ECLI:NL:RBOBR:2025:3526
Rechtbank Oost-Brabant
- Eerste aanleg - meervoudig
- Rechtspraak.nl
Niet-ontvankelijkheid van het Openbaar Ministerie in vervolging wegens gebrek aan nieuwe bezwaren
In deze zaak heeft de Rechtbank Oost-Brabant op 23 juni 2025 uitspraak gedaan over de ontvankelijkheid van het Openbaar Ministerie in de vervolging van een verdachte. De rechtbank oordeelde dat het Openbaar Ministerie niet-ontvankelijk is in de vervolging, omdat er geen nieuwe bezwaren zijn die een vervolging rechtvaardigen.
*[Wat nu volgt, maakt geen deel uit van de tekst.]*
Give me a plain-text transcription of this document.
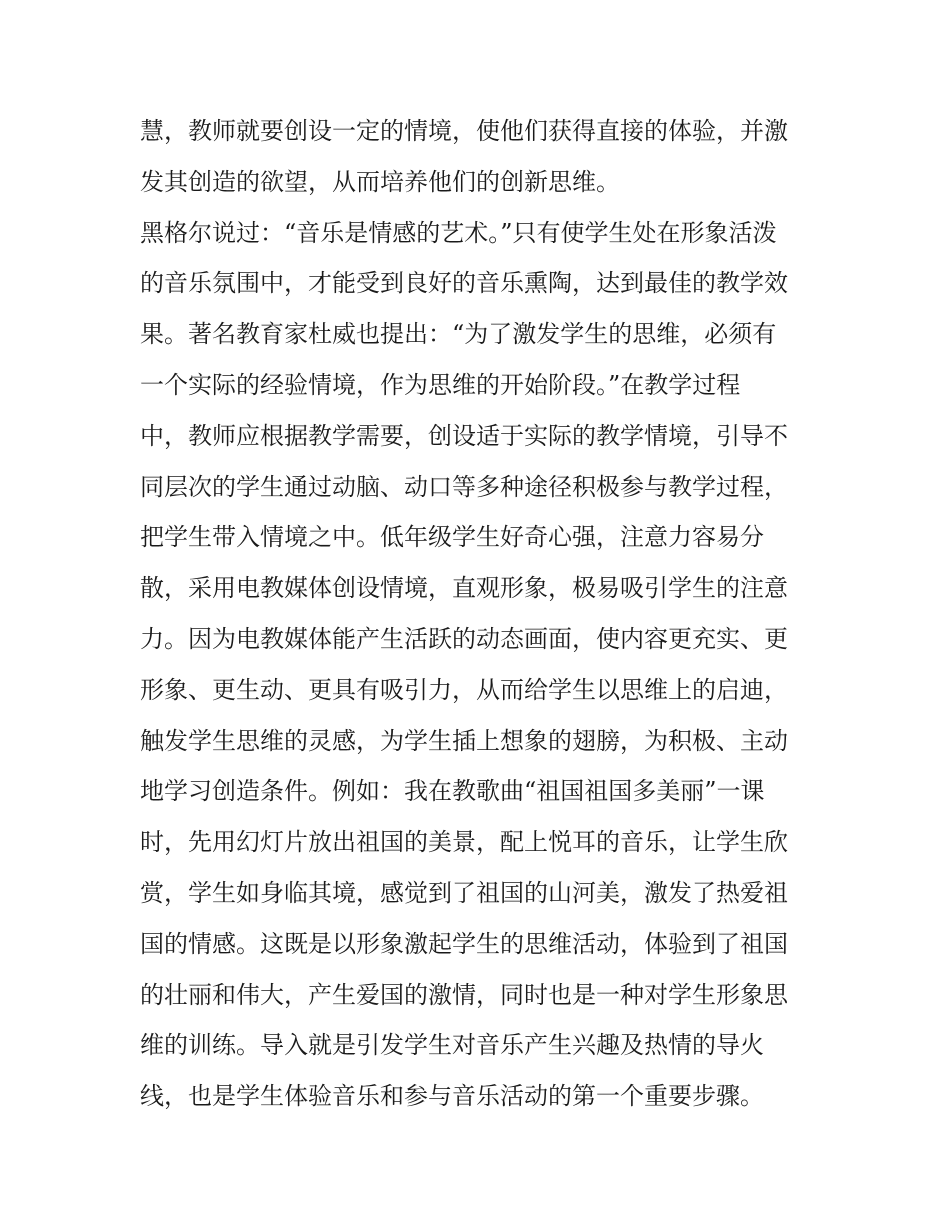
慧，教师就要创设一定的情境，使他们获得直接的体验，并激
发其创造的欲望，从而培养他们的创新思维。
黑格尔说过：“音乐是情感的艺术。”只有使学生处在形象活泼
的音乐氛围中，才能受到良好的音乐熏陶，达到最佳的教学效
果。著名教育家杜威也提出：“为了激发学生的思维，必须有
一个实际的经验情境，作为思维的开始阶段。”在教学过程
中，教师应根据教学需要，创设适于实际的教学情境，引导不
同层次的学生通过动脑、动口等多种途径积极参与教学过程，
把学生带入情境之中。低年级学生好奇心强，注意力容易分
散，采用电教媒体创设情境，直观形象，极易吸引学生的注意
力。因为电教媒体能产生活跃的动态画面，使内容更充实、更
形象、更生动、更具有吸引力，从而给学生以思维上的启迪，
触发学生思维的灵感，为学生插上想象的翅膀，为积极、主动
地学习创造条件。例如：我在教歌曲“祖国祖国多美丽”一课
时，先用幻灯片放出祖国的美景，配上悦耳的音乐，让学生欣
赏，学生如身临其境，感觉到了祖国的山河美，激发了热爱祖
国的情感。这既是以形象激起学生的思维活动，体验到了祖国
的壮丽和伟大，产生爱国的激情，同时也是一种对学生形象思
维的训练。导入就是引发学生对音乐产生兴趣及热情的导火
线，也是学生体验音乐和参与音乐活动的第一个重要步骤。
De verdachte was eerder betrokken bij een drugslaboratorium in Sint-Oedenrode, maar de rechtbank stelde vast dat de sepotbeslissing van 16 februari 2023, waarbij de vervolging was stopgezet, betrekking had op dezelfde feiten als de huidige verdenking. De rechtbank heeft de relevante wetgeving, met name artikel 255 van het Wetboek van Strafvordering, in overweging genomen, dat bepaalt dat een verdachte niet opnieuw kan worden vervolgd voor hetzelfde feit zonder nieuwe bezwaren. De rechtbank concludeerde dat de tenlastelegging van deelname aan een criminele organisatie enkel betrekking had op het drugslaboratorium en dat er geen nieuwe feiten of omstandigheden waren die een nieuwe vervolging rechtvaardigden. De rechtbank heeft de eerdere sepotbeslissing als bindend beschouwd en verklaarde het Openbaar Ministerie niet-ontvankelijk in de vervolging van de verdachte.